Hans Haltmayer und Michael Gschwantler und ihr Projekt „Let’s End Hepatitis C in Vienna“
Hans Haltmayer forciert als Leiter der Suchthilfe Wien auch das „Jedermayr“ und wird über viele Jahre ärztlicher Leiter der Einrichtung. In dieser Zeit initiiert er auch weitere Projekte im Kontext mit der sozial-medizinischen Betreuung suchtkranker Menschen und dazu gehören insbesondere moderne Substitutionstherapien und die Behandlung der lebensbedrohlichen Krankheit Hepatitis C. Hepatitis C ist primär die sogenannte Junkie- oder Fixer-Krankheit, wo heroinabhängige Menschen beim Injizieren des „Stoffs“ schmutzige oder bereits von anderen Junkies verwendete Spritzen verwenden.
Zusammen mit Michael Gschwantler, Univ. Prof. und Leiter der 4. Med. Abt. für Gastroenterologie und Hepatologie am Wiener Wilhelminenspital organisiert Haltmayer das Projekt „Let’s End Hepatitis C in Vienna“. Die beiden Mediziner kombinieren die Substitutionsbehandlung von rund 6.500 Patienten mit einer damals neuartigen medikamentösen Behandlung von Hepatitis C (Anm. Sofosbuvir von Gilead Scienes) – und haben durchschlagenden Erfolg. Die Heilungsrate nach nur 3-monatiger Behandlungszeit beträgt 99,6 Prozent, das Projekt wird international als Best-Practice-Modell ausgezeichnet.
Das Goldene Ehrenzeichen für Verdienste um die Stadt Wien
Letzten Jänner erhält Hans Haltmayer von Peter Hacker das Goldene Ehrenzeichen für Verdienste um die Stadt Wien. Der Wiener Gesundheitsstadtrat reagiert nun entsprechend traurig auf das Ableben: „Der Tod von Hans Haltmayer macht mich sehr betroffen. Die Stadt Wien verliert einen Vorreiter und wichtigen Gestalter ihrer Sucht- und Drogenarbeit. Viele niederschwellige Angebote für suchtkranke Menschen und der erfolgreiche Kampf gegen Hepatitis C tragen seine Handschrift“, so Peter Hacker.

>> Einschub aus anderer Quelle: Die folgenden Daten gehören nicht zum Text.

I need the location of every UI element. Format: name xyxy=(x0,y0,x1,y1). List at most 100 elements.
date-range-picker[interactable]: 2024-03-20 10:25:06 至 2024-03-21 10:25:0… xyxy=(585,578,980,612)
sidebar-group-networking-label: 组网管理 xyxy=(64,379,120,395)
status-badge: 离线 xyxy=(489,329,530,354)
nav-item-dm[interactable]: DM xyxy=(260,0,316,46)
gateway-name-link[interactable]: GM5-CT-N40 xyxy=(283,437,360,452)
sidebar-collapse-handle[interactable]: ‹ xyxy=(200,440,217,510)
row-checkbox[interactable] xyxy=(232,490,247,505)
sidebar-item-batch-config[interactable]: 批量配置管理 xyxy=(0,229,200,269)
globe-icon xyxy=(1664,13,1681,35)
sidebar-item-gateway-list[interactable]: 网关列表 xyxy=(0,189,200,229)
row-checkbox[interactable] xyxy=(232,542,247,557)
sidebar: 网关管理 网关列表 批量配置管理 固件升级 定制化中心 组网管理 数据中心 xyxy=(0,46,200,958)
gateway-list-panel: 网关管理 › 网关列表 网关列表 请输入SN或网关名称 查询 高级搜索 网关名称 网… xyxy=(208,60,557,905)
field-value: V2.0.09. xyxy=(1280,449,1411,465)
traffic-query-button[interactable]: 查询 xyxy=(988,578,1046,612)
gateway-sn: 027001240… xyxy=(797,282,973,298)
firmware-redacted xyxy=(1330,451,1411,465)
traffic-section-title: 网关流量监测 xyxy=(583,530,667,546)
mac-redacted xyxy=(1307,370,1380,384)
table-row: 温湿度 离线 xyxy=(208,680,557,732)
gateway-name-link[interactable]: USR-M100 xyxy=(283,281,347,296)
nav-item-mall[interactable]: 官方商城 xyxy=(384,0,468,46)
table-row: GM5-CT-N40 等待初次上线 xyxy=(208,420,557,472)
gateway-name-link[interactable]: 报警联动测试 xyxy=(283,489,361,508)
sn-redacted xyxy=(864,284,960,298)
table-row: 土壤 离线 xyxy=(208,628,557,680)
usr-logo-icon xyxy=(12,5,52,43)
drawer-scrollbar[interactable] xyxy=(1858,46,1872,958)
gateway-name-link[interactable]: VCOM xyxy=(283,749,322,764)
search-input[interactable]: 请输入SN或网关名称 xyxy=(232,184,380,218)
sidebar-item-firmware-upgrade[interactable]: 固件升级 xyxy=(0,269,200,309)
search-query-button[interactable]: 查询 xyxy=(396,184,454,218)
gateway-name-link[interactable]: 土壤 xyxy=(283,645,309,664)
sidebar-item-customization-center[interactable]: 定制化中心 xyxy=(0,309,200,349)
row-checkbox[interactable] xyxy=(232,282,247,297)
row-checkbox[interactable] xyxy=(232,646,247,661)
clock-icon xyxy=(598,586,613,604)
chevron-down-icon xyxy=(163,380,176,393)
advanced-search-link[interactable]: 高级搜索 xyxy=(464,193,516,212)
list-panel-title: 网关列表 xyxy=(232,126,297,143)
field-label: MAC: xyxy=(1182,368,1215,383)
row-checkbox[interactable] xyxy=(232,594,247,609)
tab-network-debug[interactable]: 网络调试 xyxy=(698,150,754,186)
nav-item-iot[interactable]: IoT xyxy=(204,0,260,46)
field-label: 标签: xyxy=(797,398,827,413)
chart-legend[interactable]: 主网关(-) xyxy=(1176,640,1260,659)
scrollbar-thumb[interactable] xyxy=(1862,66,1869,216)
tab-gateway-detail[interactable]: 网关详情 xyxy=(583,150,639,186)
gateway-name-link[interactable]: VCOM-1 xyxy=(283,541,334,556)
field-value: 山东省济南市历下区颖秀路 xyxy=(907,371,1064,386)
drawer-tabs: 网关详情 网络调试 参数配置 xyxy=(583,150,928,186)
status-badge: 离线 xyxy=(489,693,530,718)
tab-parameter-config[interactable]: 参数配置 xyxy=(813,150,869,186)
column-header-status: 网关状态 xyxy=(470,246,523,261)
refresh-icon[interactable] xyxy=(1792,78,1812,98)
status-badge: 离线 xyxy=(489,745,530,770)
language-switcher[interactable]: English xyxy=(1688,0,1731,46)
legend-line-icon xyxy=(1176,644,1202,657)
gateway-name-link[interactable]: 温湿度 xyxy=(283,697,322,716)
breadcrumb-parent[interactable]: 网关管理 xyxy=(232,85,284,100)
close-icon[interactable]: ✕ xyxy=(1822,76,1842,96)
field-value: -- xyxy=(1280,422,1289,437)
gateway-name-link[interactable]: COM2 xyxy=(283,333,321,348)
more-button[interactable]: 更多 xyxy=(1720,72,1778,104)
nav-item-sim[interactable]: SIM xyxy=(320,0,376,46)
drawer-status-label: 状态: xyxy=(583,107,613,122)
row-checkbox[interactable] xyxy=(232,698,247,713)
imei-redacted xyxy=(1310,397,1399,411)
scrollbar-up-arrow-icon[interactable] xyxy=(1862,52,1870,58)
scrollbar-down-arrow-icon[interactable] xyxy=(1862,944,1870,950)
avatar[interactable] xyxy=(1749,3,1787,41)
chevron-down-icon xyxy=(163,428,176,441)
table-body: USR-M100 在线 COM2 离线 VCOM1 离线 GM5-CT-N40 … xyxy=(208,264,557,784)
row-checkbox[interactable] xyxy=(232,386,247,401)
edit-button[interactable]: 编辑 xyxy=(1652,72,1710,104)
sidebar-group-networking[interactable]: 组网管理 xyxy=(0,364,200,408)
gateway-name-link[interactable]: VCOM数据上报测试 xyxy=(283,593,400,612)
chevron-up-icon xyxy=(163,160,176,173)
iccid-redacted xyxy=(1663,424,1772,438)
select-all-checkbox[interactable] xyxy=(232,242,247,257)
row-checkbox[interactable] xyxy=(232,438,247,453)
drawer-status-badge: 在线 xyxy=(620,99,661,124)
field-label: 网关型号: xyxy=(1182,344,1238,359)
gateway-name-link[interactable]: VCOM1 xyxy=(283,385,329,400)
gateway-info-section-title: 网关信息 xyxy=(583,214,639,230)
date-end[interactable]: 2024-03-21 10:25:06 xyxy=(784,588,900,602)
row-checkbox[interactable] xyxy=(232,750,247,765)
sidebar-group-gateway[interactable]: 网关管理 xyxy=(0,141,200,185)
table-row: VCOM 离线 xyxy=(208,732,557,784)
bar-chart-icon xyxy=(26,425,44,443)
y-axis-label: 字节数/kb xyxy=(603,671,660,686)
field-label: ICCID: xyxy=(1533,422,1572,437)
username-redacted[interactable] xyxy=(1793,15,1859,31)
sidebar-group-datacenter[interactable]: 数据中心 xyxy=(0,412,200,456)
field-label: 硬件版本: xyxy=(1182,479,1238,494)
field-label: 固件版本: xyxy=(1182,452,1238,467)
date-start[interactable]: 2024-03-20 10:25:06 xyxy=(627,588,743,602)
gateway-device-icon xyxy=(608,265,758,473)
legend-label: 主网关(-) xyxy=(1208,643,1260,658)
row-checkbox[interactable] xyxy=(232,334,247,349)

Neben seiner langjährigen sozial-medizinischen Tätigkeit rund um die Betreuung suchtkranker Menschen in Wien hat Hans Haltmayer aber auch viele Jahre in seiner Ordination als ärztlicher Therapeut gewirkt und dabei vielen Menschen Rat, Halt und neue Kraft gegeben. Und dies nicht nur zum Thema Sucht, sondern auch zum so schwierigen Thema Borderline im familiären Umfeld, wo er ebenso Experte war. Hans Haltmayer ist am 24. April nach kurzer schwerer Krankheit verstorben. Bezeichnend für sein Engagement für seine Patienten ist, dass er noch am 17. April einen abendlichen Therapietermin wahrnahm und einem Patienten abermals neue Kraft vermittelte.